25 Comments (+add yours?)

  1. Björn Rudberg (brudberg)
    Jan 26, 2016 @ 17:12:38

    I like the fact that beavers live so close… But they are so shy, but the tracks are very visible, …


  2. whimsygizmo
    Jan 26, 2016 @ 17:39:55

    I am charmed by those swans. They truly know how to be “temporary guests.” So much would change if we humans treated others’ property the same.


    • kanzensakura
      Jan 26, 2016 @ 17:45:36

      I was truly charmed by them as well. It was a treat to sometimes see them sailing on the water and once, roosting on top of the lodge. I missed them when they left.


      • whimsygizmo
        Jan 26, 2016 @ 18:34:57

        We had a hummingbird nest in our front yard one spring. We saw them through from building, to tiny jellybean eggs, to flight training. When they were gone, I began to realize just a little bit of what that “empty nest” feeling might be.


        • kanzensakura
          Jan 27, 2016 @ 22:02:41

          I totally understand. I feel that way every summer when the baby bluebirds take their first flight and head up to the summer sky. But they do come back….I think the hummers do as well.


  3. Grace
    Jan 26, 2016 @ 18:00:22

    It’s good that the beaver and the animals have their own protected space ~ And I actually haven’t seen a beaver yet ~ Thanks for the gentle reminder that animals go on their own lives as if we didn’t exist ~

    A lovely haibun Toni ~


    • kanzensakura
      Jan 27, 2016 @ 22:05:40

      Thank you Grace. They are very shy creatures. I was honored to see part of one. At the children’s museum here, they have a habitat set up with black glass so they don’t see, but you can see them swimming and sleeping in their lodge, along with nibble lily roots, catching fish….majorly cool. The kids (and kids like me) love it.


  4. Victoria C. Slotto
    Jan 26, 2016 @ 18:35:40

    We used to have a pair of swans on the water outside our kitchen window. The female was hit by a car. The male remained with us for years until he got cold-cocked by and errant golf ball. I can still picture his beautiful body, head extended, stretched out on the green, green grass.

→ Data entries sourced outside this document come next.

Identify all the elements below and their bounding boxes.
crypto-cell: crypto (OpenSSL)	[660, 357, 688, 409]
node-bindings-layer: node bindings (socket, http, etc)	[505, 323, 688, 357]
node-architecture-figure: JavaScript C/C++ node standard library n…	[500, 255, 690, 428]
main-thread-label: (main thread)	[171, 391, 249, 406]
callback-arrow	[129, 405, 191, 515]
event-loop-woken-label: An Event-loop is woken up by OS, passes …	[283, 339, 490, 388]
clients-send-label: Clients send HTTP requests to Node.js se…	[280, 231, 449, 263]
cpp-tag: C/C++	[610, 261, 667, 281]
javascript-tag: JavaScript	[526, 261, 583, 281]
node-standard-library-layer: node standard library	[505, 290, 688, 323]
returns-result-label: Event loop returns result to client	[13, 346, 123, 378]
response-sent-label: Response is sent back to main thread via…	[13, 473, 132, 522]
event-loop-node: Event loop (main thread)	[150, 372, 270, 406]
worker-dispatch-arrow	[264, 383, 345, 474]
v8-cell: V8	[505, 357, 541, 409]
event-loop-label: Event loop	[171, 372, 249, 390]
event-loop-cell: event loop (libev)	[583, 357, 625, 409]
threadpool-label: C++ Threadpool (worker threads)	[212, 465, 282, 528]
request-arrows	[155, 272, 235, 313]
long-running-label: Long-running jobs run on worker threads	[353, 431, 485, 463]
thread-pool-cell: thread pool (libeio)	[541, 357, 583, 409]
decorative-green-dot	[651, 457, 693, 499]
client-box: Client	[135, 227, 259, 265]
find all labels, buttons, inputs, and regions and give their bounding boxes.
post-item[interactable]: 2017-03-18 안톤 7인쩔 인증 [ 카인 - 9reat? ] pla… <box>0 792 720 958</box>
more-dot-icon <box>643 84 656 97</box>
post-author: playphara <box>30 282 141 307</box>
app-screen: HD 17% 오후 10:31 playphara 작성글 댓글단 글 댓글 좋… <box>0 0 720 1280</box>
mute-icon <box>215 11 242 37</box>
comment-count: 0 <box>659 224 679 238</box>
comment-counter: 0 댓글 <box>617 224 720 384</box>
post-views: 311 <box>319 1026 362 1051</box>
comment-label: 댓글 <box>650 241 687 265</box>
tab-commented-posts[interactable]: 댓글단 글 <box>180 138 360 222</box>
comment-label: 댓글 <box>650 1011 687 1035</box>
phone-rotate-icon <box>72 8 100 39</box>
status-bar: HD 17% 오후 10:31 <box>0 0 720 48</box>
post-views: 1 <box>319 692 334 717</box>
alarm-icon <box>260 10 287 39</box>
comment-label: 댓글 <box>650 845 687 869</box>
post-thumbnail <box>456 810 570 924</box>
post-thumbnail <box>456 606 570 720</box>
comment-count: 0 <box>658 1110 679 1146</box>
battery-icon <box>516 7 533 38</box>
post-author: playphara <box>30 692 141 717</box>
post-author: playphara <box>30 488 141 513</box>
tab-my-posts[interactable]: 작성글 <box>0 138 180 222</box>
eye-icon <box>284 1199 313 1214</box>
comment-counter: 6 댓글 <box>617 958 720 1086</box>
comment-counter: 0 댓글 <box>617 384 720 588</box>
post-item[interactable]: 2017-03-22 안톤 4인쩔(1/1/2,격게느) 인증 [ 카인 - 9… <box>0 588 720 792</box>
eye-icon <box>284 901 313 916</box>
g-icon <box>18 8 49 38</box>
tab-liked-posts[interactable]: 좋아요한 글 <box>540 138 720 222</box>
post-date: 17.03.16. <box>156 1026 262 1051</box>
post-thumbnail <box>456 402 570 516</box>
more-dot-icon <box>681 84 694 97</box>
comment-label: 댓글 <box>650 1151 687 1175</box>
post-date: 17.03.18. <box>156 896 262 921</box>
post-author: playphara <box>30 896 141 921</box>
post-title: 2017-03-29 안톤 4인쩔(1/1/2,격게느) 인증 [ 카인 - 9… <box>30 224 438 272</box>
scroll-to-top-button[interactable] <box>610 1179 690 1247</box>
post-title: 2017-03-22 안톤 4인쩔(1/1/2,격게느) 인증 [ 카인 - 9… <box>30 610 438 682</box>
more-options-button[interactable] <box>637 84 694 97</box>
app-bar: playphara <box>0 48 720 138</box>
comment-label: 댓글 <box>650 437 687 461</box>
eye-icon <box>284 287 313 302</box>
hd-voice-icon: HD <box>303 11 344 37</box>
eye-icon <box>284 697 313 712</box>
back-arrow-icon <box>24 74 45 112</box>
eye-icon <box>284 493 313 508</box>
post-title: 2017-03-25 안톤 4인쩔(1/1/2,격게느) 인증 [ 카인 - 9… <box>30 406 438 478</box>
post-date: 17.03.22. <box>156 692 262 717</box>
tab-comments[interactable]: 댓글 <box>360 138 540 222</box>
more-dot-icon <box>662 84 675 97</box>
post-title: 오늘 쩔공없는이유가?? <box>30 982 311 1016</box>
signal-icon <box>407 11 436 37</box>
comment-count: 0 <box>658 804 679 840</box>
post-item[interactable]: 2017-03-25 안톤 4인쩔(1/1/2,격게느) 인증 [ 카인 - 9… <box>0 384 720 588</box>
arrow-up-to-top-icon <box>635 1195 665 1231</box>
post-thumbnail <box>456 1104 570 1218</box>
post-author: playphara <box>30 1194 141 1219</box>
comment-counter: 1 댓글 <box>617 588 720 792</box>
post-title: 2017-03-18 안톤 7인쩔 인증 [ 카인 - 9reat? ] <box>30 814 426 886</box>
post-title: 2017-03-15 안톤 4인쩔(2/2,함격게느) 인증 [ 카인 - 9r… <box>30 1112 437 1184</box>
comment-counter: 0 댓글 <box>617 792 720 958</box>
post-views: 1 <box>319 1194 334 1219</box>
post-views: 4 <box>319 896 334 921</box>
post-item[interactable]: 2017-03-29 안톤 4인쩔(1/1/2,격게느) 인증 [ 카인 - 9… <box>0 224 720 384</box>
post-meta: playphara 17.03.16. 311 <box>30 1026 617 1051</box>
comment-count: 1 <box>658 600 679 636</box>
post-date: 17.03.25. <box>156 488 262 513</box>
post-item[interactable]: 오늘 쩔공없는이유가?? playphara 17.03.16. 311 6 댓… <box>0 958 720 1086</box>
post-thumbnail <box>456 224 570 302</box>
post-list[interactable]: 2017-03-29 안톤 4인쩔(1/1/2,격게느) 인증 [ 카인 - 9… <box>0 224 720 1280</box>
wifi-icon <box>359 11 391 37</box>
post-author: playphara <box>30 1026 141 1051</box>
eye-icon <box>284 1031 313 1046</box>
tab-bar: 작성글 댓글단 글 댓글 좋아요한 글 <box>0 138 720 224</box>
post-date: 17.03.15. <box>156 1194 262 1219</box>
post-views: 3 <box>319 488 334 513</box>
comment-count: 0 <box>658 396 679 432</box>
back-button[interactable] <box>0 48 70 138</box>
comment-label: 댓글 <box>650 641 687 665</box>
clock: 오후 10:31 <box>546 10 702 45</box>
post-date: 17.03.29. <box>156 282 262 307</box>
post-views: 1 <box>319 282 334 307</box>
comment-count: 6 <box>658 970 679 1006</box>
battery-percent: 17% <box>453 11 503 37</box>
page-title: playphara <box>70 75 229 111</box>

We mourned. A neighbor floated camilias on the pond.


  5. Sanaa Rizvi
    Jan 26, 2016 @ 18:59:29

    Beautiful haibun Toni 🙂


  6. Sherry Blue SKY
    Jan 26, 2016 @ 19:25:52

    There is a place like this in my town too. Once I heard a beaver tale slap the pond, making such a loud sound….warning it’s family a wolf …my wolf…was near. Your poem took me back.


    • kanzensakura
      Jan 27, 2016 @ 22:01:07

      Pup would like this place! Lots of things to see and smell, birds, squirrels, rabbits to flush out, several natural artesian springs to drink from….who knows, that may be what doggy heaven is…


  7. flower girl
    Jan 26, 2016 @ 22:38:31

    This is my favorite section:
    “the skeletons of oak and maple. In the winter, it seems a dead place – shades of grey and sepia”


  8. Bodhirose
    Jan 27, 2016 @ 00:49:57

    I love that you realized what a small piece of paradise was hidden from sight (from most). I like that you caught a glimpse of that beaver before he dove underwater. I would want to get a closer look too!


  9. Bryan Ens
    Jan 27, 2016 @ 07:38:26

    You rocked this! You tell the tale with no condemnation of man, but the message is crystal clear.


  10. ShirleyB
    Jan 27, 2016 @ 12:50:11

    Enchanting. You painted a vivid picture.


  11. navasolanature
    Jan 27, 2016 @ 16:19:46

    That is so wonderful and I can see how a haibun can describe a very special place, particularly for the beaver and your appreciation of it.That must make it so Eco!


  12. Sumana Roy
    Jan 28, 2016 @ 04:25:11

    what a beautiful world of peaceful co existence…lovely…


  13. vbholmes
    Jan 28, 2016 @ 11:20:16

    A posiive presentation of animal, fowl and man all peacefully inhabiting the same space–encouraging.